By Jonathon Van Maren
For decades, progressives have been aggressively informing us that they are devout fans of “diversity” and “multiculturalism.” These words have taken on an almost totemic significance, with “diversity is our strength” becoming a mantra for Canadian lefties. I have my quibbles with these buzz-words—diversity is a description, not a value—but I have often found myself wishing, over the past few years, that those who brandish these terms actually believed in them.
What we have found as the LGBT movement achieved cultural dominance is that for progressives, “diversity” is where people look different, but think the same. Thus, Western nations (primarily Anglosphere countries) can take in enormous numbers of immigrants from developing countries, so long as the many children of these immigrants are poured into the funnel of the state education system and emerge with the same values as the post-Christian kids. In Canada, immigrant communities have protested the radical sex-ed of the state schools; in the U.K., it is mostly Muslims who are fighting back against indoctrination.
Anyone who wants a nauseating glimpse of what state schools have become merely needs to follow journalists like Christopher Rufo or Chaya Raichik (more famously known as “Libs of TikTok”). But for a perfect microcosm of how entitled, post-Christian educators feel about the indoctrination they’ve been tasked with, this video clip of a teacher reading his students the riot act at the Stationers’ Crown Woods Academy, a secondary school and sixth form in the Greenwich area near London, England, really encapsulates the attitude of educators towards diversity (of thought).
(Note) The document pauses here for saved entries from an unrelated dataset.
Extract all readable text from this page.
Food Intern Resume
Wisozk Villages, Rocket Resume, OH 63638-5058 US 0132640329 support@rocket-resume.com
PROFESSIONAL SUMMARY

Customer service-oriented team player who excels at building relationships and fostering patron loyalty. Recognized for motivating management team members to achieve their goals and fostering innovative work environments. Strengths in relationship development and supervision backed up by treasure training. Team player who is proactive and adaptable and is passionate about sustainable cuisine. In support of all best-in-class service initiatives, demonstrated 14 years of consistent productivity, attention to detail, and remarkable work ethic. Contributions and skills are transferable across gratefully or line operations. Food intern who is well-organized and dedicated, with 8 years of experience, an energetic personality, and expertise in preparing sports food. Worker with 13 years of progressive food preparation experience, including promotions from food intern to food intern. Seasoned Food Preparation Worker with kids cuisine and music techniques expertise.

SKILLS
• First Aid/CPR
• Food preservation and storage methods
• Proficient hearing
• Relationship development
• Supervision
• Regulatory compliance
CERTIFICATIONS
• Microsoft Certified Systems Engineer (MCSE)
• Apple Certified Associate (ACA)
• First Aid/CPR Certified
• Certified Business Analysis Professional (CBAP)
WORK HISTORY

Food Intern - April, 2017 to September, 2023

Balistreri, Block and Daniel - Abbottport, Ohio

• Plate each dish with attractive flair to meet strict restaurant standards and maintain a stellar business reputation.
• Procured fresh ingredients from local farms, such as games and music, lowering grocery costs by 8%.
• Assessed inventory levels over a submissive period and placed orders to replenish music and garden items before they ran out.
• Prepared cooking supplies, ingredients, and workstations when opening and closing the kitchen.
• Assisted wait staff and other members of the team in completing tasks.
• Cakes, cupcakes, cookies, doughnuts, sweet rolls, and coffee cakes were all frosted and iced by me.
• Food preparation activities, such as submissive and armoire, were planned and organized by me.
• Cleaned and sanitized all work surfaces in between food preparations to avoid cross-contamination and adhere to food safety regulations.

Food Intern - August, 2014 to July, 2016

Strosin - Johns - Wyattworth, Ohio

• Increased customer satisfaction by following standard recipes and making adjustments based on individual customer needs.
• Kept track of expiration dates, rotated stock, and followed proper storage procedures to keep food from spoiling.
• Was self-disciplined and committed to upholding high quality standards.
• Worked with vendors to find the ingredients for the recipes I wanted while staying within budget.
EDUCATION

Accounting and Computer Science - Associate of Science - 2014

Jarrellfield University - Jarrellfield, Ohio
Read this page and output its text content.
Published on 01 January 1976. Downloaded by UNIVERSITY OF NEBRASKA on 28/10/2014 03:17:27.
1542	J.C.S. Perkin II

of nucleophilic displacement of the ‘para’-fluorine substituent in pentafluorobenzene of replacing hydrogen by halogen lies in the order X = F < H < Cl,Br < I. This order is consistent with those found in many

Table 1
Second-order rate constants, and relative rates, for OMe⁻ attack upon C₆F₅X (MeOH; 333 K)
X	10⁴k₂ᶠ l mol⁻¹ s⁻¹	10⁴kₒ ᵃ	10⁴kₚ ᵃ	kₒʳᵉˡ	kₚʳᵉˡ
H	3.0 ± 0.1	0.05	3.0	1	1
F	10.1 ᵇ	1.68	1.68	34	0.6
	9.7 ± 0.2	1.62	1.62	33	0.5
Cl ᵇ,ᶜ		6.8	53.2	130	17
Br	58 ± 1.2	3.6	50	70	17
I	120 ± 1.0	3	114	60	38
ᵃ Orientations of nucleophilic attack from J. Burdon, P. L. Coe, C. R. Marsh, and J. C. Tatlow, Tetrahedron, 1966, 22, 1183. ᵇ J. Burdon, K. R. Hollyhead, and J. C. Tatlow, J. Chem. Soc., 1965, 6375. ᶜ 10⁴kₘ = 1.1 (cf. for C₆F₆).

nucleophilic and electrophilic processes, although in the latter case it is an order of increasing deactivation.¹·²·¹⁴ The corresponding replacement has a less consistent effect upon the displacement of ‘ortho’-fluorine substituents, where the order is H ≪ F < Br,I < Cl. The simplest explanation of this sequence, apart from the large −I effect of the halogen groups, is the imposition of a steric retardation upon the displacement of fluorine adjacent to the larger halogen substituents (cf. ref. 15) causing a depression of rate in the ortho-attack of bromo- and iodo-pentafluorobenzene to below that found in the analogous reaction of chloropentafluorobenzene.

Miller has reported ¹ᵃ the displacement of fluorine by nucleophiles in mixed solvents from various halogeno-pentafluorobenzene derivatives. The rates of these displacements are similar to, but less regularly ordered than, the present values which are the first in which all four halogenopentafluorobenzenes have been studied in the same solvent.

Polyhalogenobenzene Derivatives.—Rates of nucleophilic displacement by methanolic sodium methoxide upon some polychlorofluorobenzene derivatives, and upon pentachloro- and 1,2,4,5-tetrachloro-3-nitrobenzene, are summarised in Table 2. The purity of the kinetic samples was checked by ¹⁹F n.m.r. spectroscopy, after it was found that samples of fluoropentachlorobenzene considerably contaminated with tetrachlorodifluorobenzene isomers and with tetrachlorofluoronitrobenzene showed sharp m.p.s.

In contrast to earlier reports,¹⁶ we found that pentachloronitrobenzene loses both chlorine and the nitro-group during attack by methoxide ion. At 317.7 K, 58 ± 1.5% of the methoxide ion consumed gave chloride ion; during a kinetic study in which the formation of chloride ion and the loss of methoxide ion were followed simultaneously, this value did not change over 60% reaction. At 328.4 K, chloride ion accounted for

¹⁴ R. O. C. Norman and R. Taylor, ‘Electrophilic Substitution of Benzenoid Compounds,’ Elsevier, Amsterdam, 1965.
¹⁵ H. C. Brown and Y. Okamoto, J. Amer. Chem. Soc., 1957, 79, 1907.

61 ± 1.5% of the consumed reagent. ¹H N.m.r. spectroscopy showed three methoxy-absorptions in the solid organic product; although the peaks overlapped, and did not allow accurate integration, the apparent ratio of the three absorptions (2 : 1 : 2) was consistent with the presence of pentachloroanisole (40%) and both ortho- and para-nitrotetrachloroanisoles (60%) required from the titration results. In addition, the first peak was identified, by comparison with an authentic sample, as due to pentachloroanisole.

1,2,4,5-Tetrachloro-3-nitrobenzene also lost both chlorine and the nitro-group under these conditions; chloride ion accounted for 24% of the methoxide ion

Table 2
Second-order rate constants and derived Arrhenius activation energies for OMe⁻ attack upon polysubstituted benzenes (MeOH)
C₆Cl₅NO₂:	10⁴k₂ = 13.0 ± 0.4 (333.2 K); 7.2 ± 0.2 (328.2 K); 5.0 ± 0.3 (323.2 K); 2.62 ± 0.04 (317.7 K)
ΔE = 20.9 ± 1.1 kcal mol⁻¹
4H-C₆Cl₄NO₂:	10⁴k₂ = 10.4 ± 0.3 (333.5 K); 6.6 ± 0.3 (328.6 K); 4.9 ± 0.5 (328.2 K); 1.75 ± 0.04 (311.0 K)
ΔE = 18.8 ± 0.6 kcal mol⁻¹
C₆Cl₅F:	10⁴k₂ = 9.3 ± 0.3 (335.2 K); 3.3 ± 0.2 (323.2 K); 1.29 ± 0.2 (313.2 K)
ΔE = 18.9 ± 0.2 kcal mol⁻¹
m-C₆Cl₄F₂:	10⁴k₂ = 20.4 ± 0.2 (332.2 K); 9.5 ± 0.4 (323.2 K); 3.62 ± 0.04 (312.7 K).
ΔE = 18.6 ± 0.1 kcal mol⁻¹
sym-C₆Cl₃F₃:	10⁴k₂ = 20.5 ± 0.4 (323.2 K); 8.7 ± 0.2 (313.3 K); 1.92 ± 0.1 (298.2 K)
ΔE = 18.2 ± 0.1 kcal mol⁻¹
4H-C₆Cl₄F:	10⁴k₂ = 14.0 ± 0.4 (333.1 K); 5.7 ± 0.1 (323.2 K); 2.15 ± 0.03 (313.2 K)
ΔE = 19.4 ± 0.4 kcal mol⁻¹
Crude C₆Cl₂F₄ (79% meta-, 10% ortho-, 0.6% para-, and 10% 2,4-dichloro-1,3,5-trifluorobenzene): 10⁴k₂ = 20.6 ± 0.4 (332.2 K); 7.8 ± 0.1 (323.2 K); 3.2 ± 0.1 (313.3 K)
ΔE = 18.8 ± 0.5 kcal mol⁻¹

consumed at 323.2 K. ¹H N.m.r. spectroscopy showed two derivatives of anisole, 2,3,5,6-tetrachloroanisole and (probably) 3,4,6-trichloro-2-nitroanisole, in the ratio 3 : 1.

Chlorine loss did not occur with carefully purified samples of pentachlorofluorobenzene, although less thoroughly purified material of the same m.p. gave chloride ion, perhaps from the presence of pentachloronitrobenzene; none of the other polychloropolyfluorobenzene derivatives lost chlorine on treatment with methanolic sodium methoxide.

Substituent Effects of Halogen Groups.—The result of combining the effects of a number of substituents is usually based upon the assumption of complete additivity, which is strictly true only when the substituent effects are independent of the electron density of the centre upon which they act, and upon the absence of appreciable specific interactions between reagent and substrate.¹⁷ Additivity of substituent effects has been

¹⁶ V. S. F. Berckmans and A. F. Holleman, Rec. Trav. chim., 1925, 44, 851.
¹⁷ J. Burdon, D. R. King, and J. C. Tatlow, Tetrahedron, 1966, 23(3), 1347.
“Let me make this very clear,” the teacher tells his students. “You don’t have a choice whether or not you learn about LGBT+ in this school. You don’t have a choice. It’s one of our values, and if you refuse to do it, that will be dealt with severely. Why would I not? Why would I care if anyone in this room wants to love somebody, whether it be a man or a woman? Why would I care if someone wants to say: ‘Do you know what? I don’t know if I’m more male or more female. I’m exploring.’ Why does that matter to me?”